La société a perdu plus de 10 % de sa valeur boursière au cours de la séance de lundi, et jusqu’à 20 % au plus fort de la correction. L’une des introductions en bourse les plus prometteuses du secteur ces dernières années commence à paraître de moins en moins attrayante : de quoi les investisseurs s’inquiètent-ils, et ces inquiétudes sont-elles justifiées ?
Même avant ce dernier épisode, Czechoslovak Group affichait des performances inférieures aux attentes du marché. Cela tenait toutefois davantage à des attentes irréalistes de la part des investisseurs qu’à une mauvaise gestion de la part de l’entreprise. CSG produit principalement des armes légères et des véhicules légers ; une entreprise de ce type a peu de chances de rattraper les leaders du marché en termes de rythme de croissance et, surtout, de marges.
Cela se reflétait également dans la valorisation : vendredi encore, l’action se négociait à plus de 40 % en dessous du prix d’introduction en bourse.
La situation est passée de mauvaise à catastrophique, sous l'impulsion du fonds spéculatif « Hunterbrook Media ».

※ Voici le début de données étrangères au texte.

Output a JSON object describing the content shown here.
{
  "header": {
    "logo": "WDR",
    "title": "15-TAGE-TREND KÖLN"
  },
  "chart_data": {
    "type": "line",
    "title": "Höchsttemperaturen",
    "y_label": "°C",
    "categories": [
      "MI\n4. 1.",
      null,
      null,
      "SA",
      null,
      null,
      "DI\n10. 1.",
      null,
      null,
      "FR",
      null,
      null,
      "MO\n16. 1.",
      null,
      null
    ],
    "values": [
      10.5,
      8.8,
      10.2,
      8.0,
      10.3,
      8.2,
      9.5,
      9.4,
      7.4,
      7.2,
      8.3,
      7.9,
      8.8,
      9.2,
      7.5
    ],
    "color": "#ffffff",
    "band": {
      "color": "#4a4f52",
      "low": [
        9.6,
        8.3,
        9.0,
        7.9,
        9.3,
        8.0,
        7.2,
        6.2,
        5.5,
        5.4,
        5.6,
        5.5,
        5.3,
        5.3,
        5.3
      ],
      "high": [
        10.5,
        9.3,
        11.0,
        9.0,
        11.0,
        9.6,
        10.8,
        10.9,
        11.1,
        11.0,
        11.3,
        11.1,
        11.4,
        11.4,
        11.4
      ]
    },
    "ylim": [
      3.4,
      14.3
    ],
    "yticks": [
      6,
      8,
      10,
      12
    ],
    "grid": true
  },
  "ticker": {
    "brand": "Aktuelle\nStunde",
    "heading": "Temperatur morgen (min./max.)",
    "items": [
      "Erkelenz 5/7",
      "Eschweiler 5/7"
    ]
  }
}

Dans sa publication, Hunterbrook a mis en avant un certain nombre d'irrégularités présumées. Il s'agit principalement :
Un statut incertain de certains investisseurs et contreparties
- Hunterbrook soulève une série de questions délicates mais importantes :
- La société espagnole FMG a été suspendue par l'agence d'approvisionnement de l'OTAN. CSG soutient que les activités de FMG restent irréprochables et que cette décision n'affecte pas les intérêts des actionnaires, FMG ayant été exclue uniquement du processus d'approvisionnement de la NSPA. C'est peut-être le cas ; toutefois, la société n'a pas répondu aux allégations de l'OTAN et n'a pas divulgué cette information dans le prospectus d'introduction en bourse.

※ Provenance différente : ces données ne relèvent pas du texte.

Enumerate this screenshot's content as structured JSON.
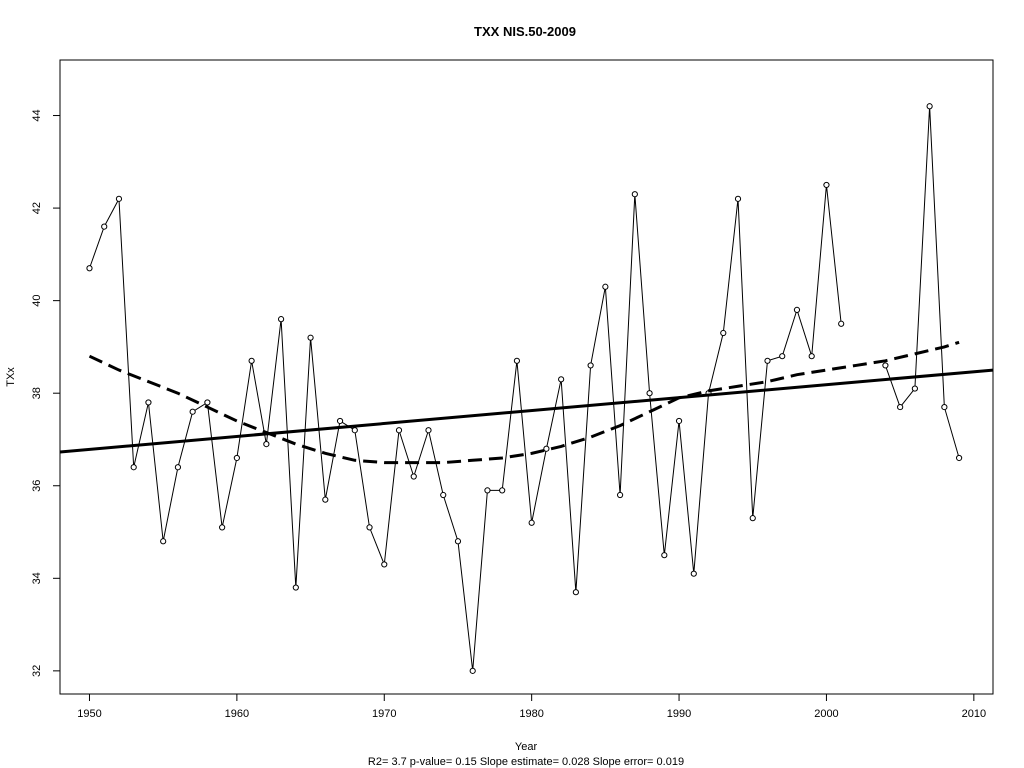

- Un réseau complexe de liens et de transactions impliquant des actionnaires minoritaires ainsi que divers politiciens et hommes d'affaires (souvent ouvertement liés à la Russie) : il s'agit là d'une accusation très grave et dangereuse.
- Les documents fournis par Hunterbrook ne prouvent pas de manière concluante l'existence d'actes répréhensibles commis sciemment au détriment des actionnaires, mais ils fournissent des motifs sérieux de soupçonner la société de pratiques préjudiciables, voire illégales.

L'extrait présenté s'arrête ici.